Dans le cadre de cet accord, il est recommandé au Togo de précipiter la finalisation de la fusion annoncée de l’Union Togolaise de Banque (UTB) et de la Banque Togolaise pour le Commerce et l’Industrie (BTCI). Mais ce qui fâche le plus dans tout ça, cette fusion pourrait se passer sans audit, connaissant justement le Togo. Les banques publiques, à l’instar d’autres sociétés, sont gérées comme des épiceries. Le pillage systématique est la règle au sein de ces institutions. Le cas de la BTCI et de l’UTB, objets de plusieurs scandales révélés dans les colonnes des journaux est manifeste. Les auteurs de la faillite de ces banques ne sont pas inquiétés. Ils sont tranquilles et se la coulent douce, sous bonne garde du Prince. « La question que nous nous posons est celle-ci : les gouvernants veulent – ils effacer les traces de la mauvaise gestion de ces banques en procédant à une fusion, à l’image de ce qui se fait entre Togotelecom et Togocellulaire ? Les participations des deux banques d’Etat à l’effort budgétaire sur les trois dernières années, selon nos gouvernants, sont (sources budget 2017) : Impôts sur les sociétés (IS) : BTCI 118 568 000 FCFA (2015) ; 108 500 000 FCFA (2016) ; 101 540 000 FCFA (2017). UTB 635 652 000 FCFA (2015); 680 000.000 FCFA (2016); 195.582.000 FCFA (2017); Dividendes : BTCI rien sur les trois années. UTB 2 000 000 000 FCFA (2015) ; 2 000 000 000 FCFA (2016) ; 500 000 000 FCFA (2017) », rappelle M. Komou.

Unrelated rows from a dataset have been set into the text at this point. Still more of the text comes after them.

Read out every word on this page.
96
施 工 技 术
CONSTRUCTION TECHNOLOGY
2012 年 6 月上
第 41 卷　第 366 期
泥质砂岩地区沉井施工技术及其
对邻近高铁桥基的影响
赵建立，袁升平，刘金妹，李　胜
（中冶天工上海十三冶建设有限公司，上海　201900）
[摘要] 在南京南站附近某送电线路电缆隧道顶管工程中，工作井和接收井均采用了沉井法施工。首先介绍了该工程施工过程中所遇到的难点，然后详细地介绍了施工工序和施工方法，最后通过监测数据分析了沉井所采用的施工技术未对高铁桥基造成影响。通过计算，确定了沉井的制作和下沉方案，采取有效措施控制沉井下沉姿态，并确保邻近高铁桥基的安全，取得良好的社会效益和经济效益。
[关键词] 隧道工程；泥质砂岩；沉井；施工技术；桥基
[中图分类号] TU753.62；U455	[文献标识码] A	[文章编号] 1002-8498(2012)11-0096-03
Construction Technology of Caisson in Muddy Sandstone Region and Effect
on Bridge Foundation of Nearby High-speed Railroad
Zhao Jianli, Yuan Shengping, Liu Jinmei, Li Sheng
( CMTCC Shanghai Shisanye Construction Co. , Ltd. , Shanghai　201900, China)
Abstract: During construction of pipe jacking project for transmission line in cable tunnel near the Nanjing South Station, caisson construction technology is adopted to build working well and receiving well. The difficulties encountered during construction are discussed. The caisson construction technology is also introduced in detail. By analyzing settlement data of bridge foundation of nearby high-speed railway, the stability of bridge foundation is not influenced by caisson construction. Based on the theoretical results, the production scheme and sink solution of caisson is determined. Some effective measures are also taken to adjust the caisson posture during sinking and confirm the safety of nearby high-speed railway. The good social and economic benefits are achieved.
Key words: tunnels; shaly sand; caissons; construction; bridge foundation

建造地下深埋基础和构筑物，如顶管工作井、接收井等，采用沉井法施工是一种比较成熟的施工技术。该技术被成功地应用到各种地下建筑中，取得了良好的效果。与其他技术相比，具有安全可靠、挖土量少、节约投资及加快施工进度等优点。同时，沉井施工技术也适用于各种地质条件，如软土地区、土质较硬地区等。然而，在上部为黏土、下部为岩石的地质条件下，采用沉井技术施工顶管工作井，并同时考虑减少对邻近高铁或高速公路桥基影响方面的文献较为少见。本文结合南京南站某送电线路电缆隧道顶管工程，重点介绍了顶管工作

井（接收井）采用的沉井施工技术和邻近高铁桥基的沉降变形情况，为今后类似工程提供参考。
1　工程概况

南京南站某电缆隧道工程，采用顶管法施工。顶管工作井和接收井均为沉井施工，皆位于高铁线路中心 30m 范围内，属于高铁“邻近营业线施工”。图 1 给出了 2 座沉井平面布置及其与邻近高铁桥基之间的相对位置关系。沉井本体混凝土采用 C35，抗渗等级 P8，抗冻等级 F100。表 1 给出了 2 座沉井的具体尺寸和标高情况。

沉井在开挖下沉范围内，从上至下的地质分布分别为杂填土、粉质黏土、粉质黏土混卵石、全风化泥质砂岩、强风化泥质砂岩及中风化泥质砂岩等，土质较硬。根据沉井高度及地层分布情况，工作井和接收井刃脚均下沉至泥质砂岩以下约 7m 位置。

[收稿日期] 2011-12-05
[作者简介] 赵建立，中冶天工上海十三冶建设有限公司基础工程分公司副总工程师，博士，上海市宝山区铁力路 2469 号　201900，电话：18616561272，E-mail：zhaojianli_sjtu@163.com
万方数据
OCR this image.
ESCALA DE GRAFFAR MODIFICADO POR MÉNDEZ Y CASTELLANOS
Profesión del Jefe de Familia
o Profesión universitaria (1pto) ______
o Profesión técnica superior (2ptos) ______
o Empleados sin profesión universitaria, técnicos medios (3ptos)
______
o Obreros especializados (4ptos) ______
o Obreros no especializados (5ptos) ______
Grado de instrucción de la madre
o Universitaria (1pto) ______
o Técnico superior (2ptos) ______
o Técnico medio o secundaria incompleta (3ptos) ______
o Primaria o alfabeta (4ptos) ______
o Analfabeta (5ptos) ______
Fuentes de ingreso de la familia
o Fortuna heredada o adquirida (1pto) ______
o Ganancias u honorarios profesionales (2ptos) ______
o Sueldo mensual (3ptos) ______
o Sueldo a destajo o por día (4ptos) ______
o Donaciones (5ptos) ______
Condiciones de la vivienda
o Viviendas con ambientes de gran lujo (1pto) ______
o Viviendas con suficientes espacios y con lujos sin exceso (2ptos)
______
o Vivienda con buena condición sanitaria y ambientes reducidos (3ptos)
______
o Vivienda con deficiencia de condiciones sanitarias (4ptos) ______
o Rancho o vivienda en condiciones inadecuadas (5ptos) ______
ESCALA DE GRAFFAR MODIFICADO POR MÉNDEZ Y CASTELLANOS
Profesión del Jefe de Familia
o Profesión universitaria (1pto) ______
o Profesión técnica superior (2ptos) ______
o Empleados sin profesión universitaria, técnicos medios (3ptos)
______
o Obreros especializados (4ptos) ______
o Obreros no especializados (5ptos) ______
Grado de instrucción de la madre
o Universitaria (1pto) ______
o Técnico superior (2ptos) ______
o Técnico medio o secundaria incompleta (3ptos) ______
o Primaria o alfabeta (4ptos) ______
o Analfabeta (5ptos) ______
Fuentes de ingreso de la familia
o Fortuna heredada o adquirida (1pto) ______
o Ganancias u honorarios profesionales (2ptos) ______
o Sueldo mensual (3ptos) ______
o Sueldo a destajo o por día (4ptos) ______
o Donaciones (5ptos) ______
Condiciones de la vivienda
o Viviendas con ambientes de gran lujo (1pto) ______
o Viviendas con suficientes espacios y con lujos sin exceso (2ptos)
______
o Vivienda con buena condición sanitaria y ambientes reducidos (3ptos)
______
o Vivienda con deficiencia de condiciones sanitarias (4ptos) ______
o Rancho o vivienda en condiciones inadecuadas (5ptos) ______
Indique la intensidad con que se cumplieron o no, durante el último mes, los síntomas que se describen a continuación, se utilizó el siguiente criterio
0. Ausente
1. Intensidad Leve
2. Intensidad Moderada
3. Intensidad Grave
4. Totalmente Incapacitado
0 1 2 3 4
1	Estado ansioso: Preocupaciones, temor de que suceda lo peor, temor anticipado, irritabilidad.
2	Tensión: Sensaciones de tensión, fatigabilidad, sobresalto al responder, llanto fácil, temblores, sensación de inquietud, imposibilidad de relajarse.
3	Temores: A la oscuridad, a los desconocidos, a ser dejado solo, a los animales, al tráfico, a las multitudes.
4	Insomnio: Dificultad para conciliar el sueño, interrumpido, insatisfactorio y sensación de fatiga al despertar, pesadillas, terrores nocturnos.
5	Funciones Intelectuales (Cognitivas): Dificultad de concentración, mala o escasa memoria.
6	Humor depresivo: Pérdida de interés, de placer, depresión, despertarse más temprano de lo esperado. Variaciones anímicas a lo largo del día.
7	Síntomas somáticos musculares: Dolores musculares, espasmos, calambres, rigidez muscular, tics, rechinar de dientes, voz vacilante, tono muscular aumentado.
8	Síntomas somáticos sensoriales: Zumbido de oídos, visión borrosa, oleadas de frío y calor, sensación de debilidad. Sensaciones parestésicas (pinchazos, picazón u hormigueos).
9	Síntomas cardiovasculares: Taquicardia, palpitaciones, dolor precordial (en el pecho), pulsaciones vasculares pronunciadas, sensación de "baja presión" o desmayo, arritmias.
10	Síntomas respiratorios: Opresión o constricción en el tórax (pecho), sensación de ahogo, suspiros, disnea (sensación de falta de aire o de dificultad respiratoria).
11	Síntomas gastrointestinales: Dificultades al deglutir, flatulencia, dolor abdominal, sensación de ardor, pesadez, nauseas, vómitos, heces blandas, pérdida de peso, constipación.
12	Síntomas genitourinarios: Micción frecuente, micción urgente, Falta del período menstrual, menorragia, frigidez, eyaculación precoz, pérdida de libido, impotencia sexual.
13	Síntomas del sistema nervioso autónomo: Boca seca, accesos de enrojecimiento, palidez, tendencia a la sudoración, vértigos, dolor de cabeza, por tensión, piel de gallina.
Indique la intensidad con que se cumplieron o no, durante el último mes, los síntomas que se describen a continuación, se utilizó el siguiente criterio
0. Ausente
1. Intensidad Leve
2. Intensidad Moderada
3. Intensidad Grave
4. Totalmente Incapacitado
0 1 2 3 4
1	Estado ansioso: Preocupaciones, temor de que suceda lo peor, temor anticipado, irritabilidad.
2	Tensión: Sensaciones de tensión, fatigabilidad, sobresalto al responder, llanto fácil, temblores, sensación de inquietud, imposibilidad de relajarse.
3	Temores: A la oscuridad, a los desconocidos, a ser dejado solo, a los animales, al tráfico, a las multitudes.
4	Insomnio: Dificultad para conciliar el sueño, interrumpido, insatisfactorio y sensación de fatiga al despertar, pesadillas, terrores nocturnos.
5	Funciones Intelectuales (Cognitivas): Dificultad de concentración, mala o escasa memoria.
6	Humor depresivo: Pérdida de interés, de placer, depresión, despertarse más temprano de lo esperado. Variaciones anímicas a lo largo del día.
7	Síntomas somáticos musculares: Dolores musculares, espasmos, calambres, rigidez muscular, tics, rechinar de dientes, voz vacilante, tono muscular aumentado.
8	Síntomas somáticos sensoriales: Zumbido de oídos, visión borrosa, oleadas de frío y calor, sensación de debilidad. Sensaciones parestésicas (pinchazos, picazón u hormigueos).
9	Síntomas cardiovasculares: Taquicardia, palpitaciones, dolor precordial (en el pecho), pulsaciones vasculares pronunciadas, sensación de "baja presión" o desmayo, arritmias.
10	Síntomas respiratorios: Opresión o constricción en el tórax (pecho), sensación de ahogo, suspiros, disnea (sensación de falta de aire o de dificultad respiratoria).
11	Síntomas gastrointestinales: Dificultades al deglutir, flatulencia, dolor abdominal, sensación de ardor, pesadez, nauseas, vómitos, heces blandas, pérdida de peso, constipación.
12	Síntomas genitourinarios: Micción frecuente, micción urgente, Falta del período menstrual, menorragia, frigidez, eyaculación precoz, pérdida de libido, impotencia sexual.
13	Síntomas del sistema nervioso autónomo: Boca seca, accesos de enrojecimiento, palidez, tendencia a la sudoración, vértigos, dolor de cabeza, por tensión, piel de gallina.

« Dieu seul sait si ces ressources ont été effectivement versées à l’Etat puisque les lois de règlement, les états financiers et les rapports annuels de ces banques sont introuvables. Je rappelle que les deux banques sont des banques d’Etat. C’est-à-dire que c’est votre argent qui a servi à créer ces deux banques. En gouvernance moderne, Les documents financiers de ces banques doivent figurer sur leurs sites internet.En réalité, les opérations de fusion sont conseillées en finance d’entreprise lorsque deux entités veulent renforcer leur position sur un marché concurrentiel par la mutualisation des moyens en réduisant les coûts d’exploitation synonyme d’une optimisation de rentabilité sur le marché en question. Est-ce réellement l’objectif de la fusion des deux banques ? Nous émettons de sérieux doutes dès lors que tout ceci se fait comme d’habitude, dans une totale opacité. Et pourtant il s’agit bien des ressources des contribuables », s’est-il inquiété.
« Nous proposons la création d’une holding de reprise servant de locomotive à quatre filiales bancaires. Nous aurons ainsi un groupe bancaire public avec des filiales spécialisées. Je préfère passer sous silence le montage et les segments d’activité que ces filiales doivent couvrir. Il faut ensuite recapitaliser ce groupe bancaire en fonction de la situation intenable de notre endettement public. Il est donc impératif, face à la situation actuelle de notre économie, que le Togo ait un groupe bancaire solide bien géré et suffisamment capitalisé afin de financer de façon optimale notre économie. Il est regrettable que son excellence le Président de la République sollicite des banques privées pour financer notre agriculture. Ce qui risque de renchérir les coûts de production en réduisant les marges commerciales des agriculteurs dans un monde aussi compétitif. Ce n’est pas acceptable », a-t-il indiqué.